The goal of my thesis was to investigate the effects of these three mutations, K118M, K118N, and D51N, on actin dynamics and regulation. I show in Chapter 2 that the K118M/N mutations differentially affect regulation of actin by the Arp2/3 complex, but also, surprisingly, that the K118N mutation accelerates polymerization dynamics. Chapter 3 details a continued investigation of the K118M/N mutations to ascertain their effects on actin structure and dynamics, particularly with regard to how they may affect polymerization. Chapter 4 provides both an in vivo and in vitro characterization of the D51N mutation, which revealed that not only does the mutation significantly accelerate actin polymerization, it also causes significant effects on yeast mitochondrial morphology and cytoskeletal regulation.

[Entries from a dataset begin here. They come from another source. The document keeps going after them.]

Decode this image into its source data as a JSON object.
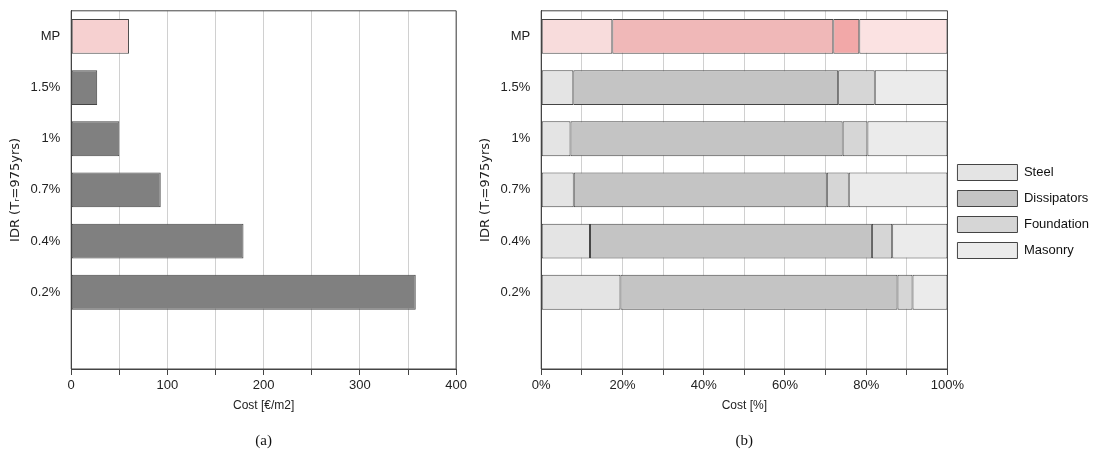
{
  "chart_data": [
    {
      "type": "bar",
      "orientation": "horizontal",
      "categories": [
        "MP",
        "1.5%",
        "1%",
        "0.7%",
        "0.4%",
        "0.2%",
        null
      ],
      "values": [
        60,
        27,
        50,
        93,
        179,
        358,
        null
      ],
      "colors": [
        "#f6d0d0",
        "#808080",
        "#808080",
        "#808080",
        "#808080",
        "#808080",
        "#808080"
      ],
      "xlabel": "Cost [€/m2]",
      "ylabel": "IDR (Tᵣ=975yrs)",
      "xlim": [
        0,
        400
      ],
      "xticks": [
        0,
        {
          "value": 50,
          "label": null
        },
        100,
        {
          "value": 150,
          "label": null
        },
        200,
        {
          "value": 250,
          "label": null
        },
        300,
        {
          "value": 350,
          "label": null
        },
        400
      ],
      "grid": "x",
      "annotations": [
        "(a)"
      ]
    },
    {
      "type": "bar",
      "orientation": "horizontal",
      "stacked": true,
      "categories": [
        "MP",
        "1.5%",
        "1%",
        "0.7%",
        "0.4%",
        "0.2%",
        null
      ],
      "series": [
        {
          "name": "Steel",
          "color": "#e4e4e4",
          "colors": [
            "#f8dcdc",
            "#e4e4e4",
            "#e4e4e4",
            "#e4e4e4",
            "#e4e4e4",
            "#e4e4e4",
            "#e4e4e4"
          ],
          "values": [
            17.5,
            7.9,
            7.2,
            8.0,
            12.0,
            19.5,
            null
          ]
        },
        {
          "name": "Dissipators",
          "color": "#c4c4c4",
          "colors": [
            "#f0b8b8",
            "#c4c4c4",
            "#c4c4c4",
            "#c4c4c4",
            "#c4c4c4",
            "#c4c4c4",
            "#c4c4c4"
          ],
          "values": [
            54.4,
            65.2,
            67.0,
            62.3,
            69.4,
            68.2,
            null
          ]
        },
        {
          "name": "Foundation",
          "color": "#d6d6d6",
          "colors": [
            "#f2a8a8",
            "#d6d6d6",
            "#d6d6d6",
            "#d6d6d6",
            "#d6d6d6",
            "#d6d6d6",
            "#d6d6d6"
          ],
          "values": [
            6.4,
            9.0,
            6.1,
            5.4,
            5.0,
            3.7,
            null
          ]
        },
        {
          "name": "Masonry",
          "color": "#ebebeb",
          "colors": [
            "#fbe2e2",
            "#ebebeb",
            "#ebebeb",
            "#ebebeb",
            "#ebebeb",
            "#ebebeb",
            "#ebebeb"
          ],
          "values": [
            21.7,
            17.9,
            19.7,
            24.3,
            13.6,
            8.6,
            null
          ]
        }
      ],
      "xlabel": "Cost [%]",
      "ylabel": "IDR (Tᵣ=975yrs)",
      "xlim": [
        0,
        100
      ],
      "xticks": [
        {
          "value": 0,
          "label": "0%"
        },
        {
          "value": 10,
          "label": null
        },
        {
          "value": 20,
          "label": "20%"
        },
        {
          "value": 30,
          "label": null
        },
        {
          "value": 40,
          "label": "40%"
        },
        {
          "value": 50,
          "label": null
        },
        {
          "value": 60,
          "label": "60%"
        },
        {
          "value": 70,
          "label": null
        },
        {
          "value": 80,
          "label": "80%"
        },
        {
          "value": 90,
          "label": null
        },
        {
          "value": 100,
          "label": "100%"
        }
      ],
      "grid": "x",
      "legend": "right",
      "annotations": [
        "(b)"
      ]
    }
  ]
}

The work detailed within this thesis provides new insight into how the K118M/N and D51N mutations affect actin structure and dynamics and how these effects could lead to deafness. More importantly, this work provides a strong foundation for many future studies, ranging from structural investigation of the K118N and D51N actins as F-actin mimics, to the potential role of mitochondria in actin-based disease.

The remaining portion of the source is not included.